DP13473 Marginal Jobs and Job Surplus: A Test of the Efficiency of Separations
By the influential “Coasean” theory of employment relationships, job separations occur only once the worker and the employer have exhausted all remaining gains from trade through flexible bargaining and unrestricted contracting, with joint job surplus hence having turned negative. Our strategy to study this empirically elusive view is to track jobs longitudinally over the course of the introduction and sudden abolition of a policy that subsidized nonemployment and hence lowered job surplus: an age-and-region-specific extension of the maximum duration of unemployment benefits from one to four years in Austria. We document that this program destroyed 10.9ppt of jobs (a 27% increase in the separation rate).

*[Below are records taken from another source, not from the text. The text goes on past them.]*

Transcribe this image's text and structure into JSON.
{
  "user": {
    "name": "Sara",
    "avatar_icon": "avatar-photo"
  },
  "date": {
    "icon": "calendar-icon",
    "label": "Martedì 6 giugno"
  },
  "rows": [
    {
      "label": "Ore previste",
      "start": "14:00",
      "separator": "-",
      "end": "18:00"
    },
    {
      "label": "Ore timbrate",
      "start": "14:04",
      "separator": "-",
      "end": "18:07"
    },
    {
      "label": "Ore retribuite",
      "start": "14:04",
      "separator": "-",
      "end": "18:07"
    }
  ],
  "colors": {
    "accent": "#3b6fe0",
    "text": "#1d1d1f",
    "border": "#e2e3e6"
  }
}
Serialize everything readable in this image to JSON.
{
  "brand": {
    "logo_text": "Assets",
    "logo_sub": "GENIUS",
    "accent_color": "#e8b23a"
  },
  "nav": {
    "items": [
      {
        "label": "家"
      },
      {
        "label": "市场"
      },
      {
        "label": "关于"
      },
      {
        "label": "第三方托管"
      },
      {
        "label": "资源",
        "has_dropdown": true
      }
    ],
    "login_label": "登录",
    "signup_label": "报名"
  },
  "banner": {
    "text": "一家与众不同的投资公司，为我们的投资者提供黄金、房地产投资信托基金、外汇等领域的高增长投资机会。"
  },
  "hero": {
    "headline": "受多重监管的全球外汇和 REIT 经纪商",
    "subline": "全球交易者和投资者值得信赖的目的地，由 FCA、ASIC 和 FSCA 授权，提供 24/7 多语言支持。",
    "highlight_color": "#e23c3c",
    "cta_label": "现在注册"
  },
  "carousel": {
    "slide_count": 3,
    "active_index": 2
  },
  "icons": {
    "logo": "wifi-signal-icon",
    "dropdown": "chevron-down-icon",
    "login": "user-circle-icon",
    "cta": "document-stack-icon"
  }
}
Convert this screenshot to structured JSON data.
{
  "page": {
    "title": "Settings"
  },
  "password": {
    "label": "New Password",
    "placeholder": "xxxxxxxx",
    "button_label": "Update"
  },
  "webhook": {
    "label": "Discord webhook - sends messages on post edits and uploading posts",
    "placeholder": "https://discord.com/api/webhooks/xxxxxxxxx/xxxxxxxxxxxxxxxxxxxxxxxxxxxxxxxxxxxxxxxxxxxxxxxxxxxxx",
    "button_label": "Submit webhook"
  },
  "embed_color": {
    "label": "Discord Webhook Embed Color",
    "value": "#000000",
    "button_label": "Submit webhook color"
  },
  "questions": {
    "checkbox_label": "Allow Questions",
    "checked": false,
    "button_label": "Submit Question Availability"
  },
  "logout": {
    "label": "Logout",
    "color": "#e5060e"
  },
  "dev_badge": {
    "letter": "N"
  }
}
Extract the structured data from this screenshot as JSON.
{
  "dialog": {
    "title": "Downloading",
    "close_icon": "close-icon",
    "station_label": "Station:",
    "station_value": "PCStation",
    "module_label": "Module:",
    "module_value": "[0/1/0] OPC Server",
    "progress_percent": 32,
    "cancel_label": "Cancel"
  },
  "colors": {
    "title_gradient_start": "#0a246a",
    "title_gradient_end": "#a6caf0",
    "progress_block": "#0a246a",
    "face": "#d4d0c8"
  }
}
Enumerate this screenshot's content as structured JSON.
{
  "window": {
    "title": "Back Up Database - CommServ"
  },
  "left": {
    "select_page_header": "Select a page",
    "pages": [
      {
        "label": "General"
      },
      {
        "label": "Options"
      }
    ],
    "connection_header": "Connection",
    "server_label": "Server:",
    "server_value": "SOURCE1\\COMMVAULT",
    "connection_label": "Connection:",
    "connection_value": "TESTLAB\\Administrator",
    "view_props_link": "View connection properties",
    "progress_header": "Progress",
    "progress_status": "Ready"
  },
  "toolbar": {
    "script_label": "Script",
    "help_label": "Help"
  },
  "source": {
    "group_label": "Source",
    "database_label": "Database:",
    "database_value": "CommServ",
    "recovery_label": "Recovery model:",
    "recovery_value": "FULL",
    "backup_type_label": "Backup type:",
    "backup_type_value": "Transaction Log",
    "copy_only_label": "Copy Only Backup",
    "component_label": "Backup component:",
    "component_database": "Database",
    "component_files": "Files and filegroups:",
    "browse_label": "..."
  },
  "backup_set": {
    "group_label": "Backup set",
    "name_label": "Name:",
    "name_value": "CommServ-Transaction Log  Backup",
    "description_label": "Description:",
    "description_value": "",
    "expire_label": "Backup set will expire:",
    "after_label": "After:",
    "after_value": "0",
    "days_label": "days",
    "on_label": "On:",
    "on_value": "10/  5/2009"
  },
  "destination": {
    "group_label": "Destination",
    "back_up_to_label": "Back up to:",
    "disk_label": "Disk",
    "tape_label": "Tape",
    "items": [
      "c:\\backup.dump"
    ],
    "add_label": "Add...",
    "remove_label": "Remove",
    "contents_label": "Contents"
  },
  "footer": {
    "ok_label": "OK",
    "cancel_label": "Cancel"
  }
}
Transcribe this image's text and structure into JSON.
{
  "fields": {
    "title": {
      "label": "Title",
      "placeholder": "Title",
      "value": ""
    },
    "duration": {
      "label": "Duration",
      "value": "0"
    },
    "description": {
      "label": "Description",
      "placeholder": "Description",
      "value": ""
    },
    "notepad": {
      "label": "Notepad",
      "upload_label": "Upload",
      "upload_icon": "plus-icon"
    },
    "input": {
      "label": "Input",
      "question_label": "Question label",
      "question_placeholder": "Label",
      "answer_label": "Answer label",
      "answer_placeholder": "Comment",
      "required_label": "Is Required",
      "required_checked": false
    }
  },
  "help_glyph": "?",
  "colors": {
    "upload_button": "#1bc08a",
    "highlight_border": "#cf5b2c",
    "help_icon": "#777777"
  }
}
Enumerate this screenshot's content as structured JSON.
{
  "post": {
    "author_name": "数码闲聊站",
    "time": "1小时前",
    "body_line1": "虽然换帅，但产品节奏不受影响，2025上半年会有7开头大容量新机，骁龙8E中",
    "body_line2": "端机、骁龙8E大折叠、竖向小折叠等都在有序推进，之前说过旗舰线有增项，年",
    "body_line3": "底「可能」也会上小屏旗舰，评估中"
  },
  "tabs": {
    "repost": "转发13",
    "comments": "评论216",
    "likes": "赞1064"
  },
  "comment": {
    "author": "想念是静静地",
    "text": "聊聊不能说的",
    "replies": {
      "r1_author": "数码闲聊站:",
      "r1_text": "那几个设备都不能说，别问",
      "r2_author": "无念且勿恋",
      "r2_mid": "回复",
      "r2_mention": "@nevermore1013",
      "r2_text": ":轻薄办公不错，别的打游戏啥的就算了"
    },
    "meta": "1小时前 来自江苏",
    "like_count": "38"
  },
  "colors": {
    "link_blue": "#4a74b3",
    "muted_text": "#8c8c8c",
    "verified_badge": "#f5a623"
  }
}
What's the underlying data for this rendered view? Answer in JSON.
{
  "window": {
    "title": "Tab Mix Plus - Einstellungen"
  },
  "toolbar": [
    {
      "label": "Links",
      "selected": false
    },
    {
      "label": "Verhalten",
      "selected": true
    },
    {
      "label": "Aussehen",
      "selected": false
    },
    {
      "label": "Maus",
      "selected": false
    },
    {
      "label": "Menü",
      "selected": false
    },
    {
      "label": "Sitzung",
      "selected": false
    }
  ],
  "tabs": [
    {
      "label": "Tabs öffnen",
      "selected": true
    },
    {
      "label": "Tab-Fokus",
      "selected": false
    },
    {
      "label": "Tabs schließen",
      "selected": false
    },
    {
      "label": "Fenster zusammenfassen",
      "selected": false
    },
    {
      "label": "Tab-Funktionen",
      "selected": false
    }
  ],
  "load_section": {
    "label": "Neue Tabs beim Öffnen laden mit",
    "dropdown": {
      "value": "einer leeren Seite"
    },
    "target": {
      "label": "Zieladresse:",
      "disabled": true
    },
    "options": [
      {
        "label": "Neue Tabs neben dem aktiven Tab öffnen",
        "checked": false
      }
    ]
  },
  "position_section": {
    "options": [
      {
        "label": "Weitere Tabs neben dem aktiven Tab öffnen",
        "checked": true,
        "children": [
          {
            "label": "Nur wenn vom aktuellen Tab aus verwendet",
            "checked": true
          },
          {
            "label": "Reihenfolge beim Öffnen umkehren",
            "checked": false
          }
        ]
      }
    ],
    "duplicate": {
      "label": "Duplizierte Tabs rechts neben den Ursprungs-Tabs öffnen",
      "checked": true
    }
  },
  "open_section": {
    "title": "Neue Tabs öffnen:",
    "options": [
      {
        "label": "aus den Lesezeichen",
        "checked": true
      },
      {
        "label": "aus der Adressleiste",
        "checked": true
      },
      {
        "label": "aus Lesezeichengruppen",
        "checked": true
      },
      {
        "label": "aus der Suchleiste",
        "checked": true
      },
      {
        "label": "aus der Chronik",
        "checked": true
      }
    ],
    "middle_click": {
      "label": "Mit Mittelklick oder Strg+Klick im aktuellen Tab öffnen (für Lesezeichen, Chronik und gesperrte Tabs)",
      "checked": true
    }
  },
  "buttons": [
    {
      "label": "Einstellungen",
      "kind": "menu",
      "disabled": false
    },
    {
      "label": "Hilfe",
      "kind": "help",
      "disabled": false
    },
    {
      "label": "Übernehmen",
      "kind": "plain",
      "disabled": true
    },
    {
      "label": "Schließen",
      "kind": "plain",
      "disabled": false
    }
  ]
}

By the Coasean theory, these separations must have extracted marginal (low-surplus) jobs – a property not directly measurable. The testable prediction we instead investigate is that after the program abolition, the jobs having “survived” the treatment
should be more resilient to any subsequent shocks (for lack of marginal i.e. low-surplus jobs), compared to their control peers. Strikingly, in the data, the two groups exhibit identical post-abolition separation behavior. The Coasean view can rationalize our findings only under narrow conditions: if surplus exhibits no persistence whatsoever. One non-Coasean model candidate fully accounts for our findings, building on wage rigidity and a constellation of large worker surplus and small firm surplus, with the latter driving post-abolition separations.